I particularly love it because so much of the library was forbidden knowledge guarded by a religious sect... those words almost always mean a good read is ahead :P
Umberto Eco has said he came up with the idea of the library (and some spoiler-related things) before coming up with any of the characters or premise.
Larry Niven's Protector also has a huge library that played a key role in that book
* Terry Pratchet's Discworld -- `nuff said.
* The Pagemaster (90s film about kid getting trapped inside of adventure books)
* Beauty and the Beast -- The library was the only non-magical part of the enchanted castle, ironically.
* "National Treasure" movie has a few important library scenes
* A Certain Magical Index -- Anime / Light Novel: the female lead "Index" is literally a character who had a library implanted inside of her.

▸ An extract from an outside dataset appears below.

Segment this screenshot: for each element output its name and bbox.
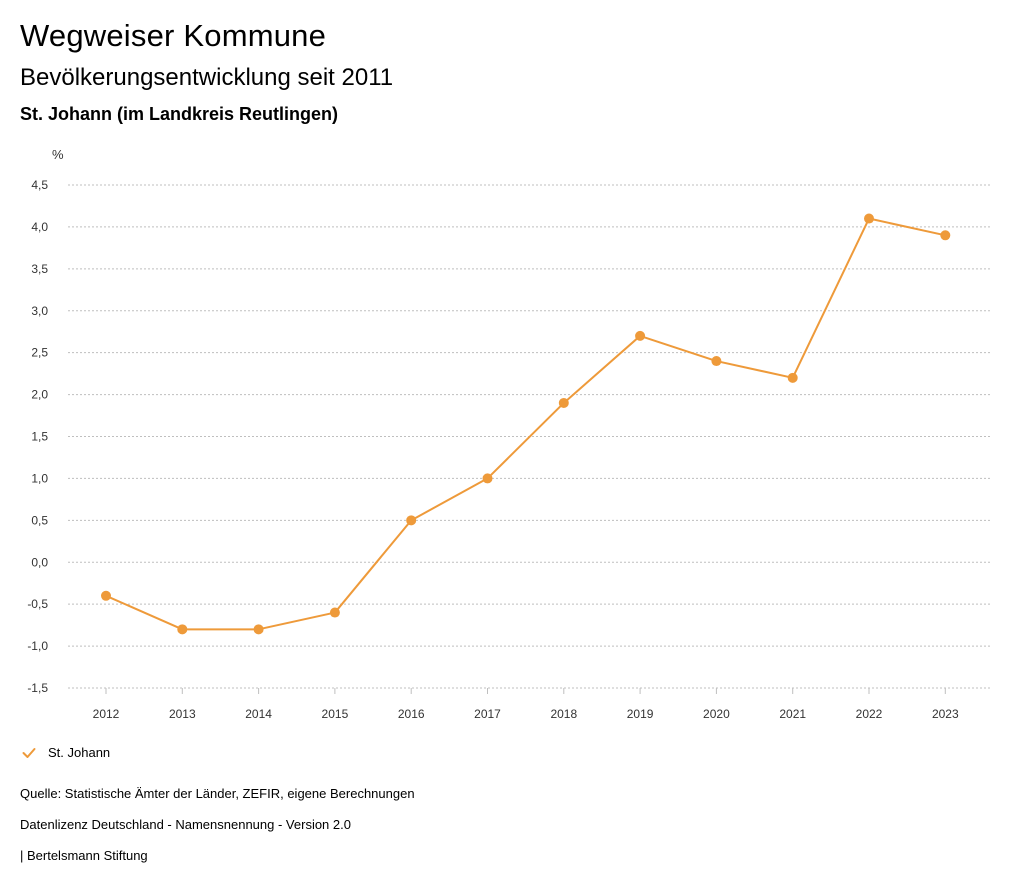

* The Mystic Archives of Dantalian -- Anime / Light Novel: Another one where the female lead is a library of sorts. She's more bookwormish than Index, and actually hangs out at a normal Library most of the time.

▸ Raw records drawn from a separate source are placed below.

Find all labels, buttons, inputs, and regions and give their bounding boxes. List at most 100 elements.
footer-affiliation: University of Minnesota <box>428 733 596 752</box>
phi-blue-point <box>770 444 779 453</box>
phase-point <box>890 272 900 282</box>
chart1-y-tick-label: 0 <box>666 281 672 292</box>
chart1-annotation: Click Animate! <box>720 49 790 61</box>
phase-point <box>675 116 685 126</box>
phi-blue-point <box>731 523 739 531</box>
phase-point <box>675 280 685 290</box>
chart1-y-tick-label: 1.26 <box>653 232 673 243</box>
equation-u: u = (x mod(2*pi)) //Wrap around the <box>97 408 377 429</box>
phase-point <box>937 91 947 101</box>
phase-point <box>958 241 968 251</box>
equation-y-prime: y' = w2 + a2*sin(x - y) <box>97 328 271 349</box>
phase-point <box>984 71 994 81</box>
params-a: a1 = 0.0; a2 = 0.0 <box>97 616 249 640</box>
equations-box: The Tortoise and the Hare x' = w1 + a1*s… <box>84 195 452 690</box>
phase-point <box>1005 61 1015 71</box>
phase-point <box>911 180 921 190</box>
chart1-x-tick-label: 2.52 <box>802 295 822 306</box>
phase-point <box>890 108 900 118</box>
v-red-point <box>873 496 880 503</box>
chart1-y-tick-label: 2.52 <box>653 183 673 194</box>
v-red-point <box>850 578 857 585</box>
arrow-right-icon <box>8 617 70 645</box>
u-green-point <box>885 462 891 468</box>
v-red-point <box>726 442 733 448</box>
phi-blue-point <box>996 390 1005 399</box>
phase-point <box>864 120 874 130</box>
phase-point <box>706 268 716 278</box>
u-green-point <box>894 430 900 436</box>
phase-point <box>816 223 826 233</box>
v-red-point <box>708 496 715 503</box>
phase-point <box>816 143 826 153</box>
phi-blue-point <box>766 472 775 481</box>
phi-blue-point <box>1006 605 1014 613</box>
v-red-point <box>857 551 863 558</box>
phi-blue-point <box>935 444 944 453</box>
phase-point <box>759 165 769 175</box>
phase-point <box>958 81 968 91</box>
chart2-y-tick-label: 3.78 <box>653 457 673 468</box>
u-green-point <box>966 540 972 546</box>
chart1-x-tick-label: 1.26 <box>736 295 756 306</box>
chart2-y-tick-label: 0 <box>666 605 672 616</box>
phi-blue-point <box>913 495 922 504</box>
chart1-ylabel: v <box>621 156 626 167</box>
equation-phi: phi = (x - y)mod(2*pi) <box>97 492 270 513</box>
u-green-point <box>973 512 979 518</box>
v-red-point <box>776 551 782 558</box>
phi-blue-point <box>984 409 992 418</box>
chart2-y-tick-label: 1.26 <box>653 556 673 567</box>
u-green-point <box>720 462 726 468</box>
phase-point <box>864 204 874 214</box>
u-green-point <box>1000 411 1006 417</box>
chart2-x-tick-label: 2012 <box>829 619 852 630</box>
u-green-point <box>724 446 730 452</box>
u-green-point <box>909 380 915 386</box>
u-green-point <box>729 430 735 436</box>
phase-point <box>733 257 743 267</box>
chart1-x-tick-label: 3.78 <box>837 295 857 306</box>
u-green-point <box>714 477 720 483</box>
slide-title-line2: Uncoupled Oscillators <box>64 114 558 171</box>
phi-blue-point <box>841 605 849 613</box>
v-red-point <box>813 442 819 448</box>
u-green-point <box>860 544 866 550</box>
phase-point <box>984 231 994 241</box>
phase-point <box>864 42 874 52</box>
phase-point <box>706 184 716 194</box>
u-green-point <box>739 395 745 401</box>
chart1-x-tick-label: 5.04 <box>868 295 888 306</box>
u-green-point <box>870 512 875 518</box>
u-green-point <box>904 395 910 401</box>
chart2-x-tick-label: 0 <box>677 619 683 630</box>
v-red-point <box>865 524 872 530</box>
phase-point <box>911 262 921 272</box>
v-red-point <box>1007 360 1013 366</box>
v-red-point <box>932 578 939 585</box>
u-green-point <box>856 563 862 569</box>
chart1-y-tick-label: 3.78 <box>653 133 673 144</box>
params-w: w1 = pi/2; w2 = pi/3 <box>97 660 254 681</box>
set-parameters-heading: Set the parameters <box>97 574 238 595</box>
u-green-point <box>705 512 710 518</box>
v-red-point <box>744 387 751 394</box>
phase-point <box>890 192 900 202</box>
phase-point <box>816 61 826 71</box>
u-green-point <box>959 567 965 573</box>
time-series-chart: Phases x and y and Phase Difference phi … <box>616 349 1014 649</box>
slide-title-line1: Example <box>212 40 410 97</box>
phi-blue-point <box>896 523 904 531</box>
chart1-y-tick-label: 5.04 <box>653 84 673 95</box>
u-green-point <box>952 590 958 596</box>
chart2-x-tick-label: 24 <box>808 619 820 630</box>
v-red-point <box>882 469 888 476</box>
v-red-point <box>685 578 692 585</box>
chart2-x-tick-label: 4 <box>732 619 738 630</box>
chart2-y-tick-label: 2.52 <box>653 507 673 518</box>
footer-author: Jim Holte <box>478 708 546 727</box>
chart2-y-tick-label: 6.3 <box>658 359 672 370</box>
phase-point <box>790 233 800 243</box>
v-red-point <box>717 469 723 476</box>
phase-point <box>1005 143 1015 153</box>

* Read or Die -- Another anime with library / paper themed superpowers
* Harry Potter -- So many shenanigans happen in the Hogwarts library, I don't even know where to start.
* Full Metal Alchemist -- The librarian was instrumental to the plot. Its mostly an action show, but there was a period where they had to research some stuff at the Alchemist's library.
* The Ancient Magus' Bride -- I wasn't too fond of the show in general, so I haven't seen it all yet. But there was a very memorable magical library episode. Effectively, the magic library was a trap which can only be escaped if the human receives something from inside. The lead character kept returning to the library (her personal life sucked, so she needed an escape), while the Librarian would continuously give her something so that she could escape each time. When the Librarian ran out of things to give her, he rips up the magical library card (hoping she never returns again). Unfortunately, the lead character is adept in magic and finds her way back even without the library card, to a disastrous consequence.
* The Hitchhiker's Guide to the Galaxy -- A classic, is it not? I guess its a single book that they're working with, but the singular book is magic-space tech that has all the information you could ever need. So its basically a library.
* Ender's Game -- Honorable Mention. Ender's video game with the giant that he plays by himself effectively functions as a library. Its where Ender has self-reflection, and where the malevolent forces push Ender towards one direction of his psyche. Its as much of a "Library" as the "Pagemaster" was IMO.
EDIT: Apparently 'The Pagemaster' is a book in of itself, and is listed in the article. I didn't know that. Harry Potter was also on their list.
I would argue that there were better anime out there, but they are difficult to get through and may require a good understanding of "anime culture". Ex: When they Cry, or Madoka Magica I would argue are superior.
When they Cry requires a general understanding of visual-novel harem style stories, while Madoka Magica requires a strong understanding of the typical Magical Girl plotline (Sailor Moon, Cardcaptors, Lyrical Girl Nanoha are pretty much required watching BEFORE you watch Madoka Magica)
In contrast: FMA: Brotherhood is self-sufficient. You can enter the show without knowing anything about anime and enjoy it. The only "risk" I have with the show is the chibi-styles / super-cartoony that they push randomly.
Its otherwise a very serious plot, with some quite dramatic moments. So a lot of people feel it to be bipolar since it also uses "cartoon physics" on occasion.
The Hitchhiker's Guide to the Galaxy... has all the information you could ever need
New-Who has some fairly questionable episodes, but this one, the first of a two parter, is actually quite good.